IT organizations today are more dependent on open source code than ever; they’re just not always sure where it came from, whether they can legally use it or how secure it is.
Stepping into the middle of that potential legal and security quagmire this week is Sonatype, which has launched a new service that essentially allows an organization to check the provenance of any particular piece of open source code.
Sonatype’s main claim to fame is that it built and currently manages a central repository that many organizations use to discover pieces of open source code. Now the company is using that position to deliver Insight Application Health Check, an analytics tool and service that organizations can use to not only make sure they are using the latest, most secure version of a piece of code, but also that all the licenses associated with that code are in compliance with one another.
The licensing issue, says Sonatype CTO Jason van Zyl, isn’t always that well appreciated by developers who tend to not appreciate that, for example, code released under a General Public License (GPL) is often incompatible with code released under an Apache license. Often, developers combine code released under different licensing models that could create a potential legal issue when whatever application they build is ultimately released.

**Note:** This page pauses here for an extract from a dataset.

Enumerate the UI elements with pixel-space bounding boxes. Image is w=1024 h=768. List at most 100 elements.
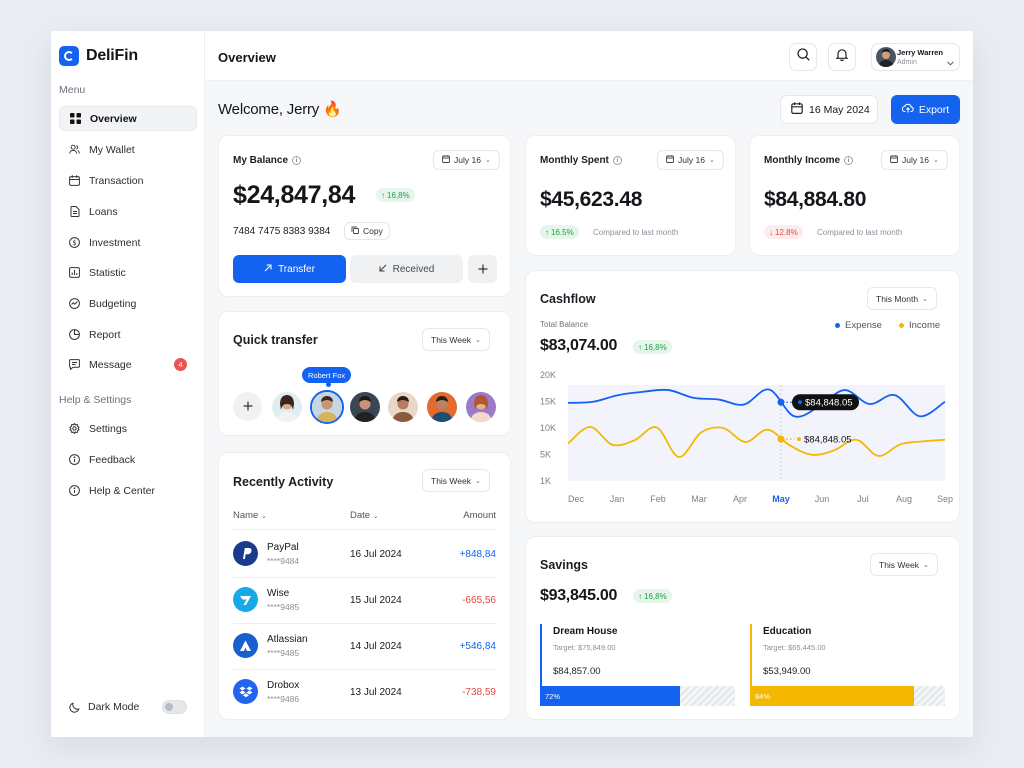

In addition, van Zyl notes that most open source projects have a formal way of updating developers when a new version of a particular piece of code has been made available or that a patch has been made available to address a specific security issue. As such, developers often wind up using code that is out of date.
Of course, some organizations have created their own repository to limit the open source code used by their organizations to projects they have vetted. But van Zyl says those “walled gardens” of code still have no automated way of being alerted every time a piece of code that has previously been vetted gets updated.
The Insight Application Health Check essentially provides a dashboard that highlights potential issues in any piece of code. Customers run the source code scanner provided by Sonatype. The results of that scan are then sent to Sonatype, which alerts the organization that the report is available via an email. The goal, says van Zyl, is to keep the process as unobtrusive as possible in order to make sure the compliance process doesn’t get in the way of actually developing code.
In an era where most applications are being built by stitching together reusable pieces of open source code, dependencies on code that are discovered later to have all kinds of security issues and dependencies can be catastrophic. Sonatype expects to help organizations address that issue in two forms. One is a subscription service that developers can invoke while building applications, while the other is essentially a one-time scan of applications that have already been deployed.
In either scenario, the goal is to limit potential liabilities that arise when using open source code. None of this means IT organizations should stop using open source code; it just means they should exercise a little more prudence when it comes to making sure the open source code they are deploying is really everything they think it is.